Please may I distract you from the festering plague sore that is Brexit by drawing your attention instead to something we Brits do rather well, which is AML supervision. In fact we’re so good at this that we have dozens – literally dozens – of agencies involved in it. To quote from the December 2018 FATF mutual evaluation of the UK (you can imagine the evaluators groaning as they realise just how many meetings they are going to have to hold): “The Financial Conduct Authority supervises the majority of financial institutions. HM Revenue and Customs supervises some financial institutions (money service businesses which are not supervised by FCA) and… High Value Dealers, estate agents, and accountants and TCSPs not supervised by professional body supervisors or the FCA. The Gambling Commission supervises casinos. There are 22 legal and accounting sector self-regulatory body supervisors.” That’s a total of 25 AML supervisory bodies. For one jurisdiction. So it can be a bit disjointed. Indeed, in their recent report “No Rest for the Wicked: Driving Change in the UK’s Post-FATF Evaluation AML Regime”, think-tank RUSI described the supervisory regime as “complex and fractured” (neither adjective instils much confidence).

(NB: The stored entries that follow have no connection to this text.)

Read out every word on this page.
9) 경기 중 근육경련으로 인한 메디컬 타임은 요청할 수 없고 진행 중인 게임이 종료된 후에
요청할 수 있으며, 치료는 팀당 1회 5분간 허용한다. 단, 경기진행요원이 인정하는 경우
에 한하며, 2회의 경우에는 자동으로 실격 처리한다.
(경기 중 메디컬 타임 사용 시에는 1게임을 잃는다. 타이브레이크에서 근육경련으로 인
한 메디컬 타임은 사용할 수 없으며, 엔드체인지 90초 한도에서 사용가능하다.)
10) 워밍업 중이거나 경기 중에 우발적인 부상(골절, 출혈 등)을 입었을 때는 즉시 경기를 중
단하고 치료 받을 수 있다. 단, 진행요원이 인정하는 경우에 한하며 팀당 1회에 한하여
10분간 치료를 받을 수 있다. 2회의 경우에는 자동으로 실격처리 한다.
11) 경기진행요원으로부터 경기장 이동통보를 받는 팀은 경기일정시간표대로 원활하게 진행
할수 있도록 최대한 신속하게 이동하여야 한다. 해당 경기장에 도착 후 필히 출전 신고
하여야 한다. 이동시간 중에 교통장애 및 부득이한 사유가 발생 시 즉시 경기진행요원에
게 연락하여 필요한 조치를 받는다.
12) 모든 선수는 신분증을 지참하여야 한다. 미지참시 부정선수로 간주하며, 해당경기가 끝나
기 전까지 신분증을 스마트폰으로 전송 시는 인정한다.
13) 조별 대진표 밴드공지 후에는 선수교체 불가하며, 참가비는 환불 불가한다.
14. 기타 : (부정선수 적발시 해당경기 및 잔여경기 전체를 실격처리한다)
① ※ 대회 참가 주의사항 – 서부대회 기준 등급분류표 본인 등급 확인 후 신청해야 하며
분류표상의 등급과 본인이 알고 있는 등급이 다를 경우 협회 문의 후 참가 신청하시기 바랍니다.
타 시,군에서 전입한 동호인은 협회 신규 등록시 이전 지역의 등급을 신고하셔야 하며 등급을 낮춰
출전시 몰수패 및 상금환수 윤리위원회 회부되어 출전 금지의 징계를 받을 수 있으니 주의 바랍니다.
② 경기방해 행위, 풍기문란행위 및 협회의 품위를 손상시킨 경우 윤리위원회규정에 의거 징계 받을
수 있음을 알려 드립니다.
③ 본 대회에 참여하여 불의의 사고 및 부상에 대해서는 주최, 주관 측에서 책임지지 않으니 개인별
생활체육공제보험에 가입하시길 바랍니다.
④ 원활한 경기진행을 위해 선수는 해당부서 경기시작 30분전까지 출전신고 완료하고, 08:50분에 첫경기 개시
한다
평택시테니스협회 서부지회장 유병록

For years there have been calls to rationalise things – and do bear in mind that many jurisdictions can manage with one single, solitary AML supervisory body. Granted, the UK is a large and varied financial jurisdiction so one-size-fits-all may be too ambitious, but we could pare it down to, for instance, the FCA, the GC, one for accountants, one for lawyers, and HMRC for the estate agents and HVDs. And in January 2018 the government did make a change… by introducing a supervisor to supervise the self-regulatory AML supervisors. This is OPBAS – the Office for Professional Body Anti-Money Laundering Supervision – and with admirable restraint RUSI calls it “an extra layer of complexity”.
OPBAS has been up and running for a year now and has just published the results of the AML supervisory assessments it undertook in 2018. I’ll be honest: it’s not an encouraging picture. The point of OPBAS is to “ensure the  professional body AML supervisors provide consistently high standards of AML supervision”. And by their own admission, in this recent report, there is plenty to do. Of the 22 bodies in their purview:
- 80% lack appropriate governance arrangements
- 91% are not fully applying a risk-based approach to their AML supervisory activities
- 23% undertake no form of AML supervision [what?!]
- 80% lack appropriate staff competence and training
- 36% lack sufficient record keeping policies and procedures, meaning they do not always record their rationale for decisions
- 48% lack formal internal audit or quality assurance procedures.
If we needed another reason – beyond a general outbreak of sanity – for stripping some of these bodies of their AML supervisory role, here we have it: they’re rubbish at it. And I had so hoped that this was going to be a good news story.